Even though I lived in South Philadelphia for the first twenty three years of my life, I have to admit that I had never seen the entire original Rocky movie.
Before you point fingers, please know that I did see my fair share of Rocky movies in the theater; I saw Rocky III and IV at the Colonial Theater on Moyamensing Avenue.
(At the end of the those movies, I remember my sneakers sticking to the floor as I walked over to the pay phone, inserted a dime and called my mother to pick up my friends and me.)
Here are my excuses for not seeing the original Rocky:
- The movie was released in 1976 and I was five years old.
- Even though I was a tomboy (only 1 of 2 girls on my PAL baseball team), I wasn’t into boxing movies. Instead of seeing Rocky II, I opted for Benji and Xanadu.
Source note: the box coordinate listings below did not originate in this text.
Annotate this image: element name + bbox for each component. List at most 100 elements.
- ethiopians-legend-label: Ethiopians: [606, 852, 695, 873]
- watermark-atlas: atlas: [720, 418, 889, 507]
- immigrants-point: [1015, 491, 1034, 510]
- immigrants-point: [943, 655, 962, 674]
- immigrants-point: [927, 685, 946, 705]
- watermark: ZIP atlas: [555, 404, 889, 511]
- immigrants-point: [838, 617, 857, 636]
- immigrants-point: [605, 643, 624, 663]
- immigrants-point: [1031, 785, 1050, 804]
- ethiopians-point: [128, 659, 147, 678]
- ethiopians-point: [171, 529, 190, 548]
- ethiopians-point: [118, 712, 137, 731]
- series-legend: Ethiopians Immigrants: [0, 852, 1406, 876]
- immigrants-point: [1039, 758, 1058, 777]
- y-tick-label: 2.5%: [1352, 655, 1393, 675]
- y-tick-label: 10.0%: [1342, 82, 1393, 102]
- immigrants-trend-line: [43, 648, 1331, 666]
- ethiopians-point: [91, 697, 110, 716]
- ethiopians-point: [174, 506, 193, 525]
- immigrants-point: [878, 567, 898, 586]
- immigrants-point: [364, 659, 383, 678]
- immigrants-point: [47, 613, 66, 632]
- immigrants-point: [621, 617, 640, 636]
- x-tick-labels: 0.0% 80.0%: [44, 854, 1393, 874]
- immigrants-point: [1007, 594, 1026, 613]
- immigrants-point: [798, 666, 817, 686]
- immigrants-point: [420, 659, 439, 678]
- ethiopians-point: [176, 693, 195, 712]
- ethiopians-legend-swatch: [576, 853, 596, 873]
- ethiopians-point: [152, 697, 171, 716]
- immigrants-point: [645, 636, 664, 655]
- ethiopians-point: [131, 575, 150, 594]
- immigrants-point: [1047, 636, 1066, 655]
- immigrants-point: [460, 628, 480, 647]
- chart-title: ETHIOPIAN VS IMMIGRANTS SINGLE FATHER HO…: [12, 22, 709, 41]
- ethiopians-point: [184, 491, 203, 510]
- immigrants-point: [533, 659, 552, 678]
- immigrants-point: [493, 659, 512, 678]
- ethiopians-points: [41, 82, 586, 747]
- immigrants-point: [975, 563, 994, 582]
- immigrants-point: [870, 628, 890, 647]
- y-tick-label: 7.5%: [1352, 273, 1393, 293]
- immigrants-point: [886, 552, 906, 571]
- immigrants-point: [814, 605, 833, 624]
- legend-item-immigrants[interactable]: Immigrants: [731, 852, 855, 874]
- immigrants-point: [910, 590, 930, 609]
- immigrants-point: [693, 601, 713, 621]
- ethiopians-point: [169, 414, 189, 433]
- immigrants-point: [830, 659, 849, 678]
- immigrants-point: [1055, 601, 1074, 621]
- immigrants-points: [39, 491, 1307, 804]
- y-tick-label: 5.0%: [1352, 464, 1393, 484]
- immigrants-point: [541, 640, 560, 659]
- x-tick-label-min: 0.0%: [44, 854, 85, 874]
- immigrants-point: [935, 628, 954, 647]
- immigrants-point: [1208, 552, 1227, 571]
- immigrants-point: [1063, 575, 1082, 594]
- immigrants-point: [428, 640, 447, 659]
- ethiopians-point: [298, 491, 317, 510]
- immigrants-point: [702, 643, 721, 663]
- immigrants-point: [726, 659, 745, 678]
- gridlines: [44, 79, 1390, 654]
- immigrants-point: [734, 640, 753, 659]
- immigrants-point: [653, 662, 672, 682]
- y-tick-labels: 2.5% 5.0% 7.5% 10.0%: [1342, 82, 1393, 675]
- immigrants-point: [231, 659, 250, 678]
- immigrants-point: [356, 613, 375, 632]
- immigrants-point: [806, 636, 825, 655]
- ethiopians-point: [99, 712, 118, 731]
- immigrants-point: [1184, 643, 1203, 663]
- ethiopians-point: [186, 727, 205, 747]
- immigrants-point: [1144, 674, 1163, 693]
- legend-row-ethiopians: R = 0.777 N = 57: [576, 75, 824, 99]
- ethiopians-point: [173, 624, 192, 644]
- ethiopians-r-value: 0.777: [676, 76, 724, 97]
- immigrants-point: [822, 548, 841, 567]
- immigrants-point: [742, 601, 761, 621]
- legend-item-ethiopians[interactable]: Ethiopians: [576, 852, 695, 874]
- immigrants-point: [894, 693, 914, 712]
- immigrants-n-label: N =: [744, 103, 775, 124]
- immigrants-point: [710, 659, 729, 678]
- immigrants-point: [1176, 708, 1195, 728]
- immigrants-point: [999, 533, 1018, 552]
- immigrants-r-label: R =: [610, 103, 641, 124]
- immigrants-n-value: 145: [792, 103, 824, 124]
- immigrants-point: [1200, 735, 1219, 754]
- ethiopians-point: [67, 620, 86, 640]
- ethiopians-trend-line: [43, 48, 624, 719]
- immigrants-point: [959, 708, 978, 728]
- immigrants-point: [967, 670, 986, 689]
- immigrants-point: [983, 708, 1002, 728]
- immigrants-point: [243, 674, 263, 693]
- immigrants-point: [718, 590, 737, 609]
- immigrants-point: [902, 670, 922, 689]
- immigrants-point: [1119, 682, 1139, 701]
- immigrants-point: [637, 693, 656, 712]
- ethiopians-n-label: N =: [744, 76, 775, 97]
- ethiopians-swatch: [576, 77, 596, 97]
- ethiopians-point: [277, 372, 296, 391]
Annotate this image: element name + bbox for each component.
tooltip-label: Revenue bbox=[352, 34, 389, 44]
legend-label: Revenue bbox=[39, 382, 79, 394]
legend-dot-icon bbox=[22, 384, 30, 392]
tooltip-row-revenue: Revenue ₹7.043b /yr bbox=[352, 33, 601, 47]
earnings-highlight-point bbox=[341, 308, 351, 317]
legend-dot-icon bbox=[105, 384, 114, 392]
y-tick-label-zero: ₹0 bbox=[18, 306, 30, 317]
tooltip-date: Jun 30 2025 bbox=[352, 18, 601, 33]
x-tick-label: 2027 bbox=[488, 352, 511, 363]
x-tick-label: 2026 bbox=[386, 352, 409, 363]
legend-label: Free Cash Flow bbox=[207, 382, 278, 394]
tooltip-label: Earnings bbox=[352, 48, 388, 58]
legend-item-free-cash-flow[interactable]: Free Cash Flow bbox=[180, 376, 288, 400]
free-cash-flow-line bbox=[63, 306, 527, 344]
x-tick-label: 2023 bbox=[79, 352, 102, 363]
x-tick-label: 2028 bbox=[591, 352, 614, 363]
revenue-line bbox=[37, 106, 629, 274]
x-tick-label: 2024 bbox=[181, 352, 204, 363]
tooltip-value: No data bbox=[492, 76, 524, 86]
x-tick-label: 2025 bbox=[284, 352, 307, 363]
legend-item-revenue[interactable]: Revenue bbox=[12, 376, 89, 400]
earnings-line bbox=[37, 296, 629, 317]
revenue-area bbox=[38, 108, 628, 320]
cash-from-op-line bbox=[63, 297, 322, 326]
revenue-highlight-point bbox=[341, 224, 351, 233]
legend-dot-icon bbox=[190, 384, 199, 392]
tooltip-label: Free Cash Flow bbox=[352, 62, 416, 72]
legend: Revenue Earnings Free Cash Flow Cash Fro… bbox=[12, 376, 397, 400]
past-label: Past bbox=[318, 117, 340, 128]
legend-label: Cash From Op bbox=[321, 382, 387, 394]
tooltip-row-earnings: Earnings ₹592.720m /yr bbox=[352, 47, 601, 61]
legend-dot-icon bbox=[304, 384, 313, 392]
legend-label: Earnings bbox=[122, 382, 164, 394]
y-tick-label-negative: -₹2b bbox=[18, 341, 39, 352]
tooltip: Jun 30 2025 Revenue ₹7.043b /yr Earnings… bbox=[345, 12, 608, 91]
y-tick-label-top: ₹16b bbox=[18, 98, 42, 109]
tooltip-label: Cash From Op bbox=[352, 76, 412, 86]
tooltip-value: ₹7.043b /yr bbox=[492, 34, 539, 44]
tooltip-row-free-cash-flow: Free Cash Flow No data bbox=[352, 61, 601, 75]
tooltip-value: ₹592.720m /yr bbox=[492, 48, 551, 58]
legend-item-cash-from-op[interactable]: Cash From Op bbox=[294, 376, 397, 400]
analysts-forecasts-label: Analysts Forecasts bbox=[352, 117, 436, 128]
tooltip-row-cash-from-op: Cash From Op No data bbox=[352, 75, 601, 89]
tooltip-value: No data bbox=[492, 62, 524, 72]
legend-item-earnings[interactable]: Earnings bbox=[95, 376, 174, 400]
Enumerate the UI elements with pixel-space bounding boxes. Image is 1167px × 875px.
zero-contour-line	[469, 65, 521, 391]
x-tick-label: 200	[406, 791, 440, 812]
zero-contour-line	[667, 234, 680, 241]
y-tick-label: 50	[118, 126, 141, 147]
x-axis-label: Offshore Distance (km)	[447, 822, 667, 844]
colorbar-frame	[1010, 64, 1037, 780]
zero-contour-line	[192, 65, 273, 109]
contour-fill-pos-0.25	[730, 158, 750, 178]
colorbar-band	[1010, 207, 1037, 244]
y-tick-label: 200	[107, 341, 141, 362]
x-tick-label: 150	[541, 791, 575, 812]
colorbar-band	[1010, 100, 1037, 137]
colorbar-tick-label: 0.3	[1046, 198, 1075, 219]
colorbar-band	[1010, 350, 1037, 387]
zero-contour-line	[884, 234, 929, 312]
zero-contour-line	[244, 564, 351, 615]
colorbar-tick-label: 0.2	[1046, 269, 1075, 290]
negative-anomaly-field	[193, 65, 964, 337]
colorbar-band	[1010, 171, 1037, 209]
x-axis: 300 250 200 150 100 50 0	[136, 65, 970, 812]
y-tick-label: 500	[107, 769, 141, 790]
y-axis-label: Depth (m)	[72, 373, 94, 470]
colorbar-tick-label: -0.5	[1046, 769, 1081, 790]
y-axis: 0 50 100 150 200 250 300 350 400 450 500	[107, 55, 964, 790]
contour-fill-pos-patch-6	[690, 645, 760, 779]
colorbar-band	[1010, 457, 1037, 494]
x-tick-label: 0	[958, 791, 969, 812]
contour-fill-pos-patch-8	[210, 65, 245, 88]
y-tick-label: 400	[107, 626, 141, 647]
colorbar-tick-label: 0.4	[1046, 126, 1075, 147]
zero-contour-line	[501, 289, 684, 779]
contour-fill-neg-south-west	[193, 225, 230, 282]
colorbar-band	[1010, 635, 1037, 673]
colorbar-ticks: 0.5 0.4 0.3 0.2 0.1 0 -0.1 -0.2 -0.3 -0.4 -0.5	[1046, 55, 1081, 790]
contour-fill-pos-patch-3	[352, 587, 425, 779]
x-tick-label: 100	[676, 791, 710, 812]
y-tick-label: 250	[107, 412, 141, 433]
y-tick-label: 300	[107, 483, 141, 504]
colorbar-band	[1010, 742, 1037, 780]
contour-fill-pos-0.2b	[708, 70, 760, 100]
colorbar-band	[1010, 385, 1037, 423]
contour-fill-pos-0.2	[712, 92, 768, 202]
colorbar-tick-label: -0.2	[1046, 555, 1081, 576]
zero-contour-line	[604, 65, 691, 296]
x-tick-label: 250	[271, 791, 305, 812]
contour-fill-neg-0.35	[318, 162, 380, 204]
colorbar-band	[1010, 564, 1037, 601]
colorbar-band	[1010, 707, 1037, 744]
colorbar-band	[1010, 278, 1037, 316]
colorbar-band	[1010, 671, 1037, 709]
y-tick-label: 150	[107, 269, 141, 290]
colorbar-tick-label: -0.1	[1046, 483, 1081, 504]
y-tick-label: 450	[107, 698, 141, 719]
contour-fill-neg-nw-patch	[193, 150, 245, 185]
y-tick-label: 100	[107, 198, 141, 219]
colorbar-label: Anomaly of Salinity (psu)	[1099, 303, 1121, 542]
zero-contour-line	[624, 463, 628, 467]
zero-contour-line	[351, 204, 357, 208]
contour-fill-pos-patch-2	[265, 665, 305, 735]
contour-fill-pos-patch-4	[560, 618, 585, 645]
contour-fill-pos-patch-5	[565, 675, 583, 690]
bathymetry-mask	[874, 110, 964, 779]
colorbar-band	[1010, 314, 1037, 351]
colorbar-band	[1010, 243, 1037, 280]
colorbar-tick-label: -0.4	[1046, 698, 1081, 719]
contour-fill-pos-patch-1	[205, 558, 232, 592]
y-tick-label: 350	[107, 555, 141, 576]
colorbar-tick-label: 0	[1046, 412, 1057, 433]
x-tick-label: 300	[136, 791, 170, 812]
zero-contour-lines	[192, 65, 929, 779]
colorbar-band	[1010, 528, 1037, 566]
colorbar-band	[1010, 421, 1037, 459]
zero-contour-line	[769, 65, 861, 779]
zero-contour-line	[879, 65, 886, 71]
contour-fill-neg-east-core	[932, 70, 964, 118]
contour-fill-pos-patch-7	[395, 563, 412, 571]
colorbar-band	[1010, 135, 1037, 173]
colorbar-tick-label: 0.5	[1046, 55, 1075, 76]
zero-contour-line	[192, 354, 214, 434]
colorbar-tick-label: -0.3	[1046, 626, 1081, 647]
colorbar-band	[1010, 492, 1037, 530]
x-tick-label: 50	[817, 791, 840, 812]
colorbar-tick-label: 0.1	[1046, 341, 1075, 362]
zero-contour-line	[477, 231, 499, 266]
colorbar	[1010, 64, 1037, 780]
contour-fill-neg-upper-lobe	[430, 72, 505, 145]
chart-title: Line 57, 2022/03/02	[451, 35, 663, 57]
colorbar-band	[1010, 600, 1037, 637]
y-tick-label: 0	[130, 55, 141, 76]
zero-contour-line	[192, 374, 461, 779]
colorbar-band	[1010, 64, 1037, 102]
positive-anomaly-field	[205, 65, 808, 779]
- I could have watched Rocky on cable, but my parents wouldn’t let us get cable. They *claimed* that we couldn’t get cable on our side of Broad Street. I think they were just lying. They didn’t want my sister or me to watch MTV.
On March 10, 2014, however, I was lucky enough to attend an event at the Philadelphia Museum of Art to celebrate the release of a newly remastered Blu-Ray of Rocky. The event included the film’s director, John G. Avildsen, as well as the host of the evening, local 94 W.I.P. sportscaster, Anthony Gargano (Cuz). The attendees were treated to a screening of the remastered film and I was transported.
Rocky is arguably the quintessential South Philly Story. Moviegoers in 1976 watched the heartsick heavyweight woo a shy shop girl, celebrated when the tenacious trainer agreed to take Balboa under his wing, and cheered when Rocky achieved his goal of going the distance in the ring.
Rather than the bulked-up, hyper stylized Rockys that proceeded, this first foray into South Philly (and Kensington) is a sincere, funny chronicle of life in the city for a fighter with lots of heart.
To me, this is the movie’s turning point. Mickey, the acerbic manager agrees to train the “bum from the neighborhood.” Mr. Avildsen revealed that Rocky’s monologue was completely improvised by Stallone, only to realize that the cameraman had run out of film during his speech.
They did the take again, and Stallone recited the monologue ad lib. At the end of the scene, the piano hints at Bill Conti’s iconic theme with the El framing the city’s gritty rhythm.
If I saw “Rocky” as a kid I would’ve been distracted by the bloody fight scenes and grossed out when Rocky swallowed down all those raw eggs.
I’m glad I saw the movie as an adult. I loved the humor, the gentle romance and how it speaks to the underdog in all of us. It took me back to my old neighborhood in its glory days, and for that, I’m grateful.
What are your thoughts on the original Rocky? How many times have you seen it and what are your favorite parts?